Voor alfahulpen is echter ter voorkoming van negatieve inkomenseffecten als gevolg van de introductie van de Zvw, het uurtarief verhoogd met 4,4%. Deze stijging is niet doorvertaald naar een hoger budget voor het PGB. Binnenkort start een onderzoek naar de huidige PGB-tarieven. Het verhoogde tarief van de alfahulp zal ik hierbij betrekken.
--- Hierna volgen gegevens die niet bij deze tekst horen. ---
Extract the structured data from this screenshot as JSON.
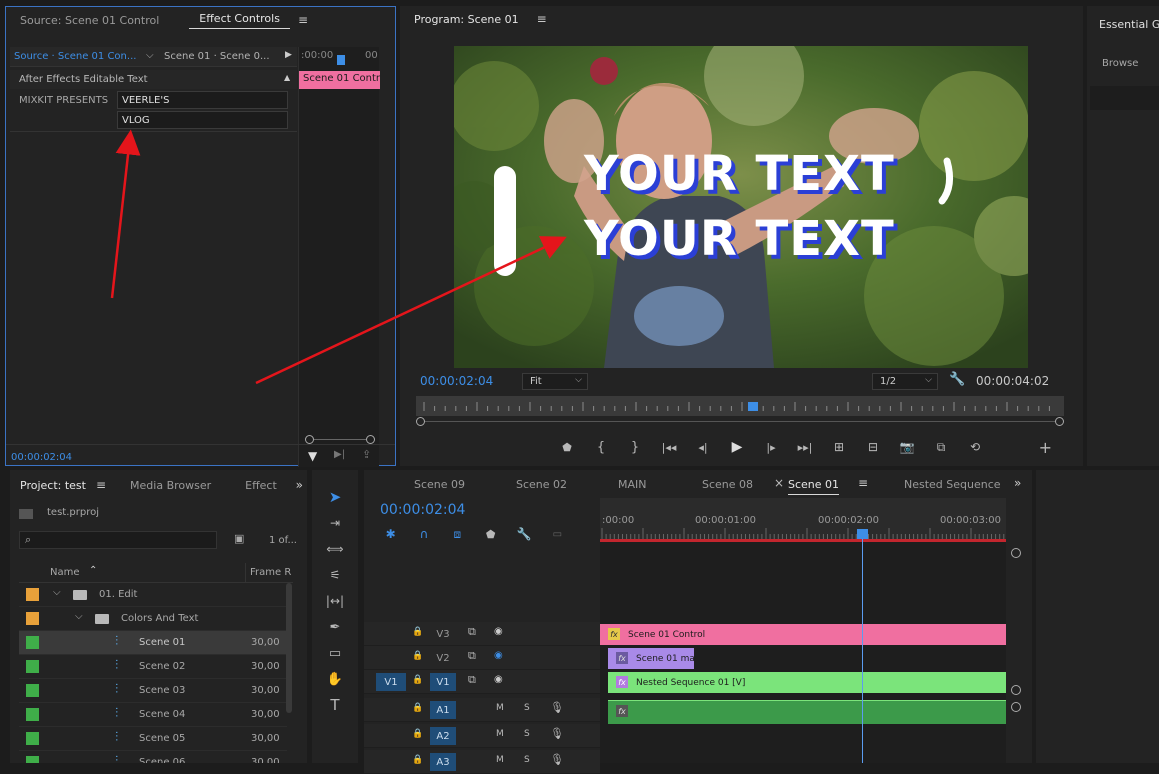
{
  "effect_controls": {
    "tab_source": "Source: Scene 01 Control",
    "tab_effect": "Effect Controls",
    "clip_master": "Source · Scene 01 Con...",
    "clip_sequence": "Scene 01 · Scene 0...",
    "timecode_ruler": ":00:00",
    "timecode_ruler_end": "00",
    "clip_label": "Scene 01 Contr",
    "section_title": "After Effects Editable Text",
    "property_label": "MIXKIT PRESENTS",
    "value_1": "VEERLE'S",
    "value_2": "VLOG",
    "timecode": "00:00:02:04"
  },
  "program": {
    "title": "Program: Scene 01",
    "overlay_line1": "YOUR TEXT",
    "overlay_line2": "YOUR TEXT",
    "timecode": "00:00:02:04",
    "fit": "Fit",
    "resolution": "1/2",
    "duration": "00:00:04:02",
    "playhead_fraction": 0.52
  },
  "essential": {
    "title": "Essential Gr",
    "browse": "Browse"
  },
  "project": {
    "tab_project": "Project: test",
    "tab_media": "Media Browser",
    "tab_effects": "Effect",
    "file": "test.prproj",
    "count": "1 of...",
    "col_name": "Name",
    "col_rate": "Frame R",
    "items": [
      {
        "name": "01. Edit",
        "color": "#e8a13a",
        "type": "folder",
        "rate": ""
      },
      {
        "name": "Colors And Text",
        "color": "#e8a13a",
        "type": "folder",
        "rate": ""
      },
      {
        "name": "Scene 01",
        "color": "#3fae49",
        "type": "seq",
        "rate": "30,00"
      },
      {
        "name": "Scene 02",
        "color": "#3fae49",
        "type": "seq",
        "rate": "30,00"
      },
      {
        "name": "Scene 03",
        "color": "#3fae49",
        "type": "seq",
        "rate": "30,00"
      },
      {
        "name": "Scene 04",
        "color": "#3fae49",
        "type": "seq",
        "rate": "30,00"
      },
      {
        "name": "Scene 05",
        "color": "#3fae49",
        "type": "seq",
        "rate": "30,00"
      },
      {
        "name": "Scene 06",
        "color": "#3fae49",
        "type": "seq",
        "rate": "30,00"
      }
    ]
  },
  "timeline": {
    "tabs": [
      "Scene 09",
      "Scene 02",
      "MAIN",
      "Scene 08",
      "Scene 01",
      "Nested Sequence"
    ],
    "active_tab": "Scene 01",
    "timecode": "00:00:02:04",
    "ruler": [
      ":00:00",
      "00:00:01:00",
      "00:00:02:00",
      "00:00:03:00"
    ],
    "tracks": [
      {
        "label": "V3"
      },
      {
        "label": "V2"
      },
      {
        "label": "V1",
        "src": "V1"
      },
      {
        "label": "A1"
      },
      {
        "label": "A2"
      },
      {
        "label": "A3"
      }
    ],
    "clip_v3": "Scene 01 Control",
    "clip_v2": "Scene 01 ma",
    "clip_v1": "Nested Sequence 01 [V]",
    "colors": {
      "pink": "#f06fa0",
      "purple": "#a98ae8",
      "green": "#7be47b",
      "audio": "#3c9a4a",
      "playhead": "#5b9cf0",
      "accent": "#2d8ceb"
    }
  }
}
Bij een dienstbetrekking van meer dan twee dagen per week kan de invoering van de ZVW hebben geleid tot een beperking van de bestedingsmogelijkheden van de budgethouder. Het betreft maximaal circa 10% van het totaal aantal zorgovereenkomsten en binnen die groep betreft het degenen die voor 1 januari 2006 particulier verzekerd waren. Ik heb het SVB Servicecentrum PGB gevraagd onderzoek te doen naar de omvang van deze groep en de omvang van het inkomenseffect. Op basis van deze onderzoeksresultaten en het onderzoek naar de huidige PGB-tarieven zal ik bezien of aanpassing van de PGB-tarieven aan de orde is.

1) binnengekomen berichten bij de fractie van de SP.